I went to boaters world today for there sale and along with alot of other stuff got a stainless steal flounder gig. I have a good boat for gigging and a couple of 1,000,000 candle power hand held lights. Can some of you give me some suggestions on how to go about putting this gig to use. I live in Navarre and my plan is to hit the docks at night arround the Woodlawn ramp. Is that a good idea? Should I mount my trolling motor to the front or the rear of the boat? If the trolling motor is in the front will it scare the fish before I have a chance to gig it? Any tips will help, Thank you.


----------



## Gnwdad (Oct 14, 2007)

I not familiar with the Woodlawn area myself, so no advice on that. Using the handheld lights off of a boat is going to be tough IMO. I have shined my one million candle power "Q" beam in the water many times and the glare was to bad to see. You will get many opinions on trolling motors, I have used trolling motors on all my rigs and have had very few spoked off by it. I have ran over several with my trolling motor prop just inches from them, backed up and giged them.

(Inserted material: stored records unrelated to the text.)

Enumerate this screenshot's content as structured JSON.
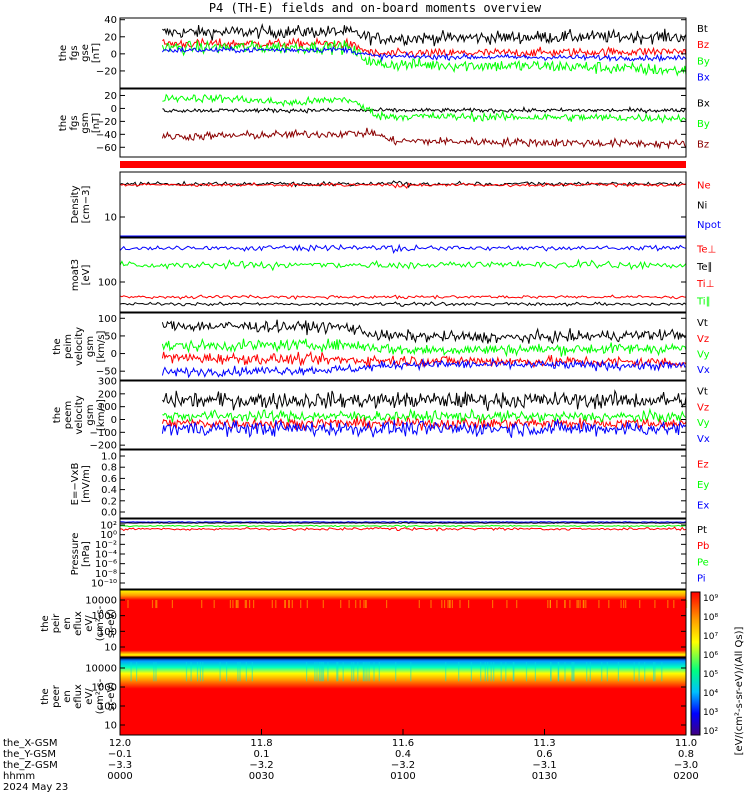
{
  "title": "P4 (TH-E) fields and on-board moments overview",
  "colors": {
    "black": "#000000",
    "red": "#ff0000",
    "green": "#00ff00",
    "blue": "#0000ff",
    "darkred": "#8b0000"
  },
  "chart_data": [
    {
      "type": "line",
      "ylabel": [
        "the",
        "fgs",
        "gse",
        "[nT]"
      ],
      "ylim": [
        -40,
        42
      ],
      "yticks": [
        "40",
        "20",
        "0",
        "−20"
      ],
      "series": [
        {
          "name": "Bt",
          "color": "#000000",
          "levels": [
            [
              0,
              25
            ],
            [
              0.4,
              26
            ],
            [
              0.45,
              18
            ],
            [
              0.8,
              20
            ],
            [
              1,
              20
            ]
          ],
          "noise": 7
        },
        {
          "name": "Bz",
          "color": "#ff0000",
          "levels": [
            [
              0,
              12
            ],
            [
              0.4,
              12
            ],
            [
              0.45,
              0
            ],
            [
              1,
              3
            ]
          ],
          "noise": 5
        },
        {
          "name": "By",
          "color": "#00ff00",
          "levels": [
            [
              0,
              7
            ],
            [
              0.4,
              8
            ],
            [
              0.45,
              -12
            ],
            [
              0.8,
              -15
            ],
            [
              1,
              -20
            ]
          ],
          "noise": 7
        },
        {
          "name": "Bx",
          "color": "#0000ff",
          "levels": [
            [
              0,
              4
            ],
            [
              0.4,
              5
            ],
            [
              0.45,
              -3
            ],
            [
              1,
              -5
            ]
          ],
          "noise": 3
        }
      ]
    },
    {
      "type": "line",
      "ylabel": [
        "the",
        "fgs",
        "gsm",
        "[nT]"
      ],
      "ylim": [
        -75,
        30
      ],
      "yticks": [
        "20",
        "0",
        "−20",
        "−40",
        "−60"
      ],
      "series": [
        {
          "name": "Bx",
          "color": "#000000",
          "levels": [
            [
              0,
              -3
            ],
            [
              1,
              -3
            ]
          ],
          "noise": 3
        },
        {
          "name": "By",
          "color": "#00ff00",
          "levels": [
            [
              0,
              18
            ],
            [
              0.2,
              15
            ],
            [
              0.3,
              8
            ],
            [
              0.4,
              15
            ],
            [
              0.46,
              -12
            ],
            [
              1,
              -15
            ]
          ],
          "noise": 6
        },
        {
          "name": "Bz",
          "color": "#8b0000",
          "levels": [
            [
              0,
              -45
            ],
            [
              0.45,
              -38
            ],
            [
              0.48,
              -50
            ],
            [
              1,
              -55
            ]
          ],
          "noise": 6
        }
      ]
    },
    {
      "type": "line",
      "ylabel": [
        "Density",
        "[cm−3]"
      ],
      "yticks": [
        "10"
      ],
      "series": [
        {
          "name": "Ne",
          "color": "#ff0000"
        },
        {
          "name": "Ni",
          "color": "#000000"
        },
        {
          "name": "Npot",
          "color": "#0000ff"
        }
      ]
    },
    {
      "type": "line",
      "ylabel": [
        "moat3",
        "[eV]"
      ],
      "yticks": [
        "100"
      ],
      "series": [
        {
          "name": "Te⊥",
          "color": "#ff0000"
        },
        {
          "name": "Te∥",
          "color": "#000000"
        },
        {
          "name": "Ti⊥",
          "color": "#ff0000"
        },
        {
          "name": "Ti∥",
          "color": "#00ff00"
        }
      ]
    },
    {
      "type": "line",
      "ylabel": [
        "the",
        "peim",
        "velocity",
        "gsm",
        "[km/s]"
      ],
      "ylim": [
        -75,
        115
      ],
      "yticks": [
        "100",
        "50",
        "0",
        "−50"
      ],
      "series": [
        {
          "name": "Vt",
          "color": "#000000",
          "levels": [
            [
              0,
              80
            ],
            [
              0.4,
              75
            ],
            [
              0.46,
              50
            ],
            [
              0.7,
              45
            ],
            [
              1,
              55
            ]
          ],
          "noise": 15
        },
        {
          "name": "Vz",
          "color": "#ff0000",
          "levels": [
            [
              0,
              -10
            ],
            [
              0.5,
              -20
            ],
            [
              1,
              -25
            ]
          ],
          "noise": 15
        },
        {
          "name": "Vy",
          "color": "#00ff00",
          "levels": [
            [
              0,
              20
            ],
            [
              0.4,
              25
            ],
            [
              0.5,
              10
            ],
            [
              1,
              15
            ]
          ],
          "noise": 15
        },
        {
          "name": "Vx",
          "color": "#0000ff",
          "levels": [
            [
              0,
              -55
            ],
            [
              0.4,
              -45
            ],
            [
              0.5,
              -30
            ],
            [
              1,
              -35
            ]
          ],
          "noise": 12
        }
      ]
    },
    {
      "type": "line",
      "ylabel": [
        "the",
        "peem",
        "velocity",
        "gsm",
        "[km/s]"
      ],
      "ylim": [
        -230,
        300
      ],
      "yticks": [
        "300",
        "200",
        "100",
        "0",
        "−100",
        "−200"
      ],
      "series": [
        {
          "name": "Vt",
          "color": "#000000",
          "levels": [
            [
              0,
              150
            ],
            [
              1,
              150
            ]
          ],
          "noise": 60
        },
        {
          "name": "Vz",
          "color": "#ff0000",
          "levels": [
            [
              0,
              -30
            ],
            [
              1,
              -30
            ]
          ],
          "noise": 40
        },
        {
          "name": "Vy",
          "color": "#00ff00",
          "levels": [
            [
              0,
              30
            ],
            [
              1,
              20
            ]
          ],
          "noise": 40
        },
        {
          "name": "Vx",
          "color": "#0000ff",
          "levels": [
            [
              0,
              -70
            ],
            [
              1,
              -70
            ]
          ],
          "noise": 55
        }
      ]
    },
    {
      "type": "line",
      "ylabel": [
        "E=−VxB",
        "[mV/m]"
      ],
      "ylim": [
        0,
        1
      ],
      "yticks": [
        "1.0",
        "0.8",
        "0.6",
        "0.4",
        "0.2",
        "0.0"
      ],
      "series": [
        {
          "name": "Ez",
          "color": "#ff0000"
        },
        {
          "name": "Ey",
          "color": "#00ff00"
        },
        {
          "name": "Ex",
          "color": "#0000ff"
        }
      ]
    },
    {
      "type": "line",
      "ylabel": [
        "Pressure",
        "[nPa]"
      ],
      "yticks": [
        "10²",
        "10⁰",
        "10⁻²",
        "10⁻⁴",
        "10⁻⁶",
        "10⁻⁸",
        "10⁻¹⁰"
      ],
      "series": [
        {
          "name": "Pt",
          "color": "#000000"
        },
        {
          "name": "Pb",
          "color": "#ff0000"
        },
        {
          "name": "Pe",
          "color": "#00ff00"
        },
        {
          "name": "Pi",
          "color": "#0000ff"
        }
      ]
    },
    {
      "type": "heatmap",
      "ylabel": [
        "the",
        "peir",
        "en",
        "eflux",
        "eV/",
        "(cm²-s-",
        "sr-eV)"
      ],
      "yticks": [
        "10000",
        "1000",
        "100",
        "10"
      ]
    },
    {
      "type": "heatmap",
      "ylabel": [
        "the",
        "peer",
        "en",
        "eflux",
        "eV/",
        "(cm²-s-",
        "sr-eV)"
      ],
      "yticks": [
        "10000",
        "1000",
        "100",
        "10"
      ]
    }
  ],
  "colorbar": {
    "label": "[eV/(cm²-s-sr-eV)/(All Qs)]",
    "ticks": [
      "10⁹",
      "10⁸",
      "10⁷",
      "10⁶",
      "10⁵",
      "10⁴",
      "10³",
      "10²"
    ]
  },
  "x_axis": {
    "rows": [
      {
        "label": "the_X-GSM",
        "values": [
          "12.0",
          "11.8",
          "11.6",
          "11.3",
          "11.0"
        ]
      },
      {
        "label": "the_Y-GSM",
        "values": [
          "−0.1",
          "0.1",
          "0.4",
          "0.6",
          "0.8"
        ]
      },
      {
        "label": "the_Z-GSM",
        "values": [
          "−3.3",
          "−3.2",
          "−3.2",
          "−3.1",
          "−3.0"
        ]
      },
      {
        "label": "hhmm",
        "values": [
          "0000",
          "0030",
          "0100",
          "0130",
          "0200"
        ]
      }
    ],
    "date": "2024 May 23"
  }
}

I have killed plenty around docks, grass beds, sandy bottoms, muddy bottoms, deep water, shallow water, sand bars etc. If there feeding they will be just about anywhere, it may take some time to spot them though. The longer they bed in one spot the harder they become to spot.


----------



## Death From Above (Sep 28, 2007)

If what you found at Boaters World is a Strike King gig head, start by throwing it away and getting something that will hold a flounder. Strike King gig heads suck!!


----------



## JoeZ (Sep 30, 2007)

You should start by pickking me up -- I live at that ramp -- and we'll take it from there.


----------



## FlounderAssassin (Sep 28, 2007)

from my experiance...mount your TM just like in those pics i sent you a wile back...that will be your best bet to keep the boat under control. whatever side you mount it on put that side of the boat away from the beach so that it will be in a little more water and allow you to put more of the boat in shallow water for the nights that they are up close to the beach. and i have never spooked a fish off with the TM...just like gnwdad i have passed the prop inches from them...turned around and stabbed him!


----------